Who needs one

Most Florida-admitted homeowners carriers (and Citizens, the FAIR Plan) require a four-point inspection on a home that is 25 or 30 years or older before they will bind a new policy or renew an existing one. The exact age threshold varies by carrier; 25 is the most common cut-off, and Citizens uses 30. If the home has had a recent full home inspection (within 12 months) that already covers the same four systems, some carriers will accept that in lieu of a separate four-point.

Outside Florida, the four-point is rarer but the same idea turns up under different names: Louisiana and parts of the Texas coast use carrier-specific roof or systems checklists, and California carriers in fire country may require a roof certification plus a defensible-space sign-off rather than a four-point.

What the inspector checks

The standard form covers exactly four systems, hence the name:

  1. Roof. Material, age, condition, remaining useful life, evidence of leaks. A roof under 5 years of remaining life is the single most common reason a four-point fails.
  2. Electrical. Service panel brand and amperage, type of wiring (no aluminum branch wiring; no Federal Pacific or Zinsco panels), GFCI presence, signs of double-tapping or burnt insulation.
  3. Plumbing. Supply pipe material (no polybutylene; copper or PEX preferred), drain material, water heater age and condition, signs of active leaks.
  4. HVAC. Age and condition of the air handler and condenser, evidence of recent service, no major rust or refrigerant leaks.

The inspector signs the form and stamps it with their license number. The form itself is standardised, Citizens publishes its own version, and most admitted carriers use the same format or one very close to it. You give the signed form to your agent or upload it to the carrier portal; the underwriter reads the four answers and decides.

Who can perform one

Florida (under Fla. Stat. §468.83) restricts the people who may sign a four-point form to:

  • A Florida-licensed home inspector (the most common choice).
  • A state-licensed general, building, or residential contractor.
  • A state-licensed electrical, plumbing, mechanical, or roofing contractor (typically only signing for the system within their trade).

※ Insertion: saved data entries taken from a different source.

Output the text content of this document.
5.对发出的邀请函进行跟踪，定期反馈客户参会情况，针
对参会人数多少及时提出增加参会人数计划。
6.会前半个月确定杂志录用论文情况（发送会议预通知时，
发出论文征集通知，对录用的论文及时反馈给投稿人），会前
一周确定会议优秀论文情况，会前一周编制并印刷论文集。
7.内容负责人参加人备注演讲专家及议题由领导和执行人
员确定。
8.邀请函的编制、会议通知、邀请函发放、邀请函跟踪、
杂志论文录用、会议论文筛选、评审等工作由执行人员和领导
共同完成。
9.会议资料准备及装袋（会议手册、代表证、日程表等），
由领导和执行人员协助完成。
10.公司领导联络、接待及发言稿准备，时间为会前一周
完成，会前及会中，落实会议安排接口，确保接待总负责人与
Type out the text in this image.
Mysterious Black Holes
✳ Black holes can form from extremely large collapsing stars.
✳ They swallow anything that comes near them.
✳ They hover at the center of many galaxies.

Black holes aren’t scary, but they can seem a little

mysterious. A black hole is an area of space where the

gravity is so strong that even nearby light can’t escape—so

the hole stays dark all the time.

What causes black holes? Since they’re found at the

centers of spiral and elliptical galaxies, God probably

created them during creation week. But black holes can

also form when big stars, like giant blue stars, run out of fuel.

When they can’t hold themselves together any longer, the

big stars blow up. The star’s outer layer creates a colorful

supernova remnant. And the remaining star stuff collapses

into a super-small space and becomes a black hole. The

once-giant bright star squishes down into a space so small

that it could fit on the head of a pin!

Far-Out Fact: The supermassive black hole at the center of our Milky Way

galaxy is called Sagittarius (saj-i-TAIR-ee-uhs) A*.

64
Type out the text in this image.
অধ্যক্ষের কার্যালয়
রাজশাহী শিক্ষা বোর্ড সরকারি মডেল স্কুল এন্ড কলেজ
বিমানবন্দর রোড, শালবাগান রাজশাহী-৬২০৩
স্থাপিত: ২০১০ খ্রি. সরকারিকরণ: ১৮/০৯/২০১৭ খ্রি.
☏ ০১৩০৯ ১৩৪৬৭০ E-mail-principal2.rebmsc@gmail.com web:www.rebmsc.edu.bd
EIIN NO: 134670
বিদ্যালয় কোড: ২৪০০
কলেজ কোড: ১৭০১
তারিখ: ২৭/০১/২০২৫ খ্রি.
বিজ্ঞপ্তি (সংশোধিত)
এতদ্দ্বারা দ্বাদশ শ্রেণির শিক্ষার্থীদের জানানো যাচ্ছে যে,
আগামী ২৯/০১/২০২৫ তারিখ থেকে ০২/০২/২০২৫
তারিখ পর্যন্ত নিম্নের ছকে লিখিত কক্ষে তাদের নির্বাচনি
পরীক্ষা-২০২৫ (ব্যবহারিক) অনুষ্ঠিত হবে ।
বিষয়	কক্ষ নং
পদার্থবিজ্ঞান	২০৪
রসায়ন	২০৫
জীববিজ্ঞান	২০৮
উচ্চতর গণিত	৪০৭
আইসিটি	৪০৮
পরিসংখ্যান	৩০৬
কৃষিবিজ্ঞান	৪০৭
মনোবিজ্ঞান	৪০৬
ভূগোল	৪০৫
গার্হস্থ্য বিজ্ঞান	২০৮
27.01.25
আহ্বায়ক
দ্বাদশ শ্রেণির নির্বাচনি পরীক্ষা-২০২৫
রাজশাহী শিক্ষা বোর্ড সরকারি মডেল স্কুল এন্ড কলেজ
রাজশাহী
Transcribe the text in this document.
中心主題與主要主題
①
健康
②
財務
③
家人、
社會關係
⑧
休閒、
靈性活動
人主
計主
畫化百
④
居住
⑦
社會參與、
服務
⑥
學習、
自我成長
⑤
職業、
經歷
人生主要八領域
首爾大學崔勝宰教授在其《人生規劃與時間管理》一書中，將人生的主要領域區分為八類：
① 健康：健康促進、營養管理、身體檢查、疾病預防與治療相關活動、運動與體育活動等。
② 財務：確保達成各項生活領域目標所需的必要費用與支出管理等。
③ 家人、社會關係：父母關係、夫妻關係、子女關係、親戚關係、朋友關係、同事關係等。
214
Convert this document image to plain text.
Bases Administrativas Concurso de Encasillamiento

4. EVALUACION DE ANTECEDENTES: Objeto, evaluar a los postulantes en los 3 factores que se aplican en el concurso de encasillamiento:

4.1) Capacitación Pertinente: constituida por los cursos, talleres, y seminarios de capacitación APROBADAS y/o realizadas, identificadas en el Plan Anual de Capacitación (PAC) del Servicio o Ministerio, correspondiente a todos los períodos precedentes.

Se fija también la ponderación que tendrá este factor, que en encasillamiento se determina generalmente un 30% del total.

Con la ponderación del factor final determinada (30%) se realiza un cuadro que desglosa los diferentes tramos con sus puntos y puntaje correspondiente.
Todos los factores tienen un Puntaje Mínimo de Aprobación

You cannot sign your own four-point even if you are qualified to inspect the home. You also cannot use an out-of-state inspector. The Florida DBPR maintains the licensee list at myfloridalicense.com, search by name or licence number to confirm an inspector is in good standing before you book.

How to find one

The shortest path, no affiliate involved:

  1. Ask the agent or carrier handling your policy for two or three names. Carriers see the same handful of inspectors over and over and know which ones write reports the underwriter accepts without back-and-forth.
  2. Search the DBPR licensee directory by city + "Home Inspector" to confirm anyone you contact is currently licensed.
  3. Confirm before booking: cost (most are flat-fee, $75-$200), how soon they can come out, and how fast they turn around the signed form (24 to 72 hours is typical).
  4. Pay only after you receive the signed PDF and have confirmed the inspector's licence number is on it. A four-point that's missing the licence number will be rejected.

What happens if the home fails

If the four-point flags a system as at end of life, the carrier almost always requires the repair or replacement before they will bind the policy. A failed roof is the most common dealbreaker, and a Florida four-point with "less than 5 years remaining" usually means a new roof before close. Some carriers allow a short repair window (30 to 90 days) with a binding commitment from a contractor; many do not. If the home cannot pass and the admitted market refuses, the next stop is Citizens Property Insurance Corporation (the FAIR Plan), which will write the policy under its own narrower terms, see Florida FAIR Plan for what that costs and covers.

These notes describe how Florida carriers and Citizens generally use the four-point inspection; specific underwriting requirements vary by carrier and by year. Confirm the current rule with your agent, the carrier, or the Florida Office of Insurance Regulation before relying on the detail above. Page last reviewed 2026-05-14.